How was the following lower bound on ${n \choose pn}$ derived?

Question

In the middle of page 3 of this lecture on coding theory (linked), the following lower bound for ${n \choose pn}$ is derived, with $n$ and $q$ integers satisfying $n > 0$, $q \geq 2$, and $p \in [0, 1-1/q]$. Quoting:

By Stirling's formula, $m! = \sqrt{2\pi m}(m/e)^m(1 + o(1))$, [so] it follows that

${n \choose pn} \geq \left(\frac{1}{p}\right)^{pn} \left( \frac{1}{1-p} \right)^{(1-p)n} \exp(-o(n))$

My question is how exactly was this lower bound derived?

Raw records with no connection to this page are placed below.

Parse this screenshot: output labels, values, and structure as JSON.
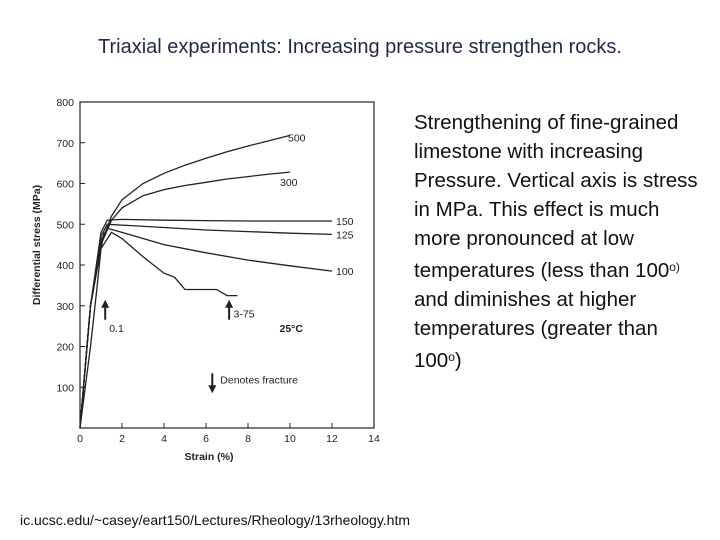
{
  "title": "Triaxial experiments: Increasing pressure strengthen rocks.",
  "description": {
    "part1": "Strengthening of fine-grained limestone with increasing Pressure. Vertical axis is stress in MPa. This effect is much more pronounced at low temperatures (less than 100",
    "sup1": "o)",
    "part2": " and diminishes at higher temperatures (greater than 100",
    "sup2": "o",
    "part3": ")"
  },
  "source": "ic.ucsc.edu/~casey/eart150/Lectures/Rheology/13rheology.htm",
  "chart_data": {
    "type": "line",
    "xlabel": "Strain (%)",
    "ylabel": "Differential stress (MPa)",
    "xlim": [
      0,
      14
    ],
    "ylim": [
      0,
      800
    ],
    "xticks": [
      "0",
      "2",
      "4",
      "6",
      "8",
      "10",
      "12",
      "14"
    ],
    "yticks": [
      "100",
      "200",
      "300",
      "400",
      "500",
      "600",
      "700",
      "800"
    ],
    "temperature_label": "25°C",
    "legend_text": "Denotes fracture",
    "grid": false,
    "series": [
      {
        "name": "500",
        "x": [
          0,
          0.5,
          1,
          1.5,
          2,
          3,
          4,
          5,
          6,
          7,
          8,
          9,
          10
        ],
        "y": [
          0,
          300,
          450,
          520,
          560,
          600,
          625,
          645,
          662,
          678,
          692,
          705,
          718
        ]
      },
      {
        "name": "300",
        "x": [
          0,
          0.5,
          1,
          1.5,
          2,
          3,
          4,
          5,
          6,
          7,
          8,
          9,
          10
        ],
        "y": [
          0,
          300,
          450,
          510,
          540,
          570,
          585,
          595,
          603,
          611,
          617,
          623,
          628
        ]
      },
      {
        "name": "150",
        "x": [
          0,
          0.5,
          1,
          1.3,
          2,
          4,
          6,
          8,
          10,
          12
        ],
        "y": [
          0,
          300,
          480,
          510,
          512,
          510,
          509,
          508,
          508,
          508
        ]
      },
      {
        "name": "125",
        "x": [
          0,
          0.5,
          1,
          1.3,
          2,
          4,
          6,
          8,
          10,
          12
        ],
        "y": [
          0,
          300,
          470,
          500,
          498,
          492,
          486,
          482,
          478,
          475
        ]
      },
      {
        "name": "100",
        "x": [
          0,
          0.5,
          1,
          1.3,
          2,
          3,
          4,
          6,
          8,
          10,
          12
        ],
        "y": [
          0,
          300,
          460,
          490,
          480,
          465,
          450,
          430,
          412,
          398,
          385
        ]
      },
      {
        "name": "3-75",
        "x": [
          0,
          0.5,
          1,
          1.5,
          2,
          3,
          3.5,
          4,
          4.5,
          5,
          5.5,
          6,
          6.5,
          7,
          7.5
        ],
        "y": [
          0,
          300,
          440,
          480,
          465,
          420,
          400,
          380,
          370,
          340,
          340,
          340,
          340,
          325,
          325
        ]
      },
      {
        "name": "0.1",
        "x": [
          0,
          0.5,
          0.8,
          1.0,
          1.15
        ],
        "y": [
          0,
          200,
          340,
          440,
          480
        ]
      }
    ],
    "fracture_points": [
      {
        "series": "0.1",
        "x": 1.2,
        "y": 300
      },
      {
        "series": "3-75",
        "x": 7.1,
        "y": 300
      }
    ]
  }
}
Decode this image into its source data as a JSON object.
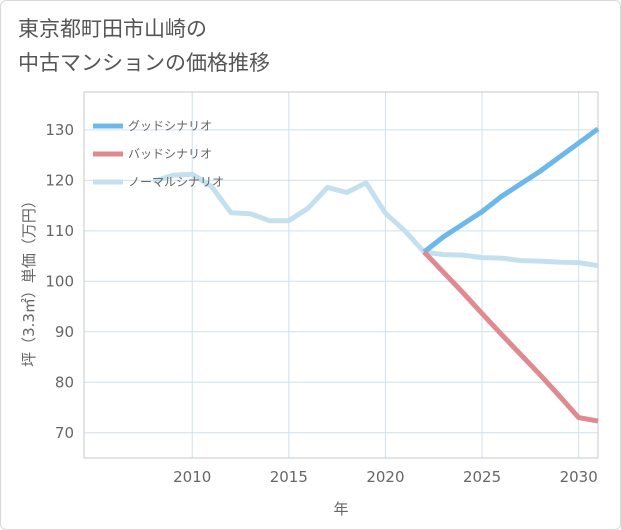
{
  "chart_data": {
    "type": "line",
    "title_lines": [
      "東京都町田市山崎の",
      "中古マンションの価格推移"
    ],
    "xlabel": "年",
    "ylabel": "坪（3.3㎡）単価（万円）",
    "xlim": [
      2004.4,
      2031.0
    ],
    "ylim": [
      65,
      137.5
    ],
    "xticks": [
      2010,
      2015,
      2020,
      2025,
      2030
    ],
    "yticks": [
      70,
      80,
      90,
      100,
      110,
      120,
      130
    ],
    "series": [
      {
        "name": "グッドシナリオ",
        "color": "#6cb8ec",
        "points": [
          [
            2022,
            105.8
          ],
          [
            2023,
            108.8
          ],
          [
            2024,
            111.3
          ],
          [
            2025,
            113.8
          ],
          [
            2026,
            116.8
          ],
          [
            2027,
            119.3
          ],
          [
            2028,
            121.8
          ],
          [
            2029,
            124.6
          ],
          [
            2030,
            127.4
          ],
          [
            2031,
            130.2
          ]
        ]
      },
      {
        "name": "バッドシナリオ",
        "color": "#e0898f",
        "points": [
          [
            2022,
            105.8
          ],
          [
            2023,
            101.8
          ],
          [
            2024,
            97.8
          ],
          [
            2025,
            93.6
          ],
          [
            2026,
            89.5
          ],
          [
            2027,
            85.5
          ],
          [
            2028,
            81.5
          ],
          [
            2029,
            77.3
          ],
          [
            2030,
            73.0
          ],
          [
            2031,
            72.3
          ]
        ]
      },
      {
        "name": "ノーマルシナリオ",
        "color": "#c4e0ef",
        "points": [
          [
            2008,
            119.8
          ],
          [
            2009,
            121.0
          ],
          [
            2010,
            121.2
          ],
          [
            2011,
            118.8
          ],
          [
            2012,
            113.6
          ],
          [
            2013,
            113.4
          ],
          [
            2014,
            112.0
          ],
          [
            2015,
            112.0
          ],
          [
            2016,
            114.5
          ],
          [
            2017,
            118.6
          ],
          [
            2018,
            117.6
          ],
          [
            2019,
            119.5
          ],
          [
            2020,
            113.5
          ],
          [
            2021,
            110.0
          ],
          [
            2022,
            105.8
          ],
          [
            2023,
            105.3
          ],
          [
            2024,
            105.2
          ],
          [
            2025,
            104.7
          ],
          [
            2026,
            104.6
          ],
          [
            2027,
            104.1
          ],
          [
            2028,
            104.0
          ],
          [
            2029,
            103.8
          ],
          [
            2030,
            103.7
          ],
          [
            2031,
            103.1
          ]
        ]
      }
    ]
  }
}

In particular how does the first RHS factor $\left(\frac{1}{p}\right)^{pn}$ relate to ${n \choose pn}$; how does the second RHS factor $\left( \frac{1}{1-p} \right)^{(1-p)n}$ relate to ${n \choose pn}$; and finally how does $\exp(-o(n))$ relate to ${n \choose pn}$? I'm guessing that $\exp(-o(n))$ is a lower bound on $n!$ derived from the given Stirling formula, but I'm not entirely sure how it's obtained.

Answer 1

\begin{align} \binom{n}{pn} &= \frac{n!}{(pn)!(n-pn)!}\\ &= \frac{\sqrt{2\pi n}(n/e)^n (1+o(1))}{\sqrt{2\pi np}(np/e)^{np} (1+o(1))\cdot\sqrt{2\pi n(1-p)}(n(1-p)/e)^{n(1-p)} (1+o(1))}\\ % &= \frac{1}{\sqrt{2\pi n p(1-p)}\;(1+o(1))} \left(\frac{1}{p}\right)^{np} \left( \frac{1}{1-p}\right)^{n(1-p)}\\ &= \exp\big( -\tfrac12\ln (2\pi p(1-p)) - \tfrac12\ln(n) - \ln(1+o(1))\big)\left(\frac{1}{p}\right)^{np} \left( \frac{1}{1-p}\right)^{n(1-p)} \end{align}

Note that for any $t > 0$ $$\frac{-\tfrac12\ln (2\pi p(1-p)) - \tfrac12\ln(n) - \ln(1+o(1))}{n^t} \to 0$$ so the exponential expression satisfies $\exp(-o(n^t))$. So

$$\binom{n}{pn}\geq \exp(-o(n))\left(\frac{1}{p}\right)^{np} \left( \frac{1}{1-p}\right)^{n(1-p)}$$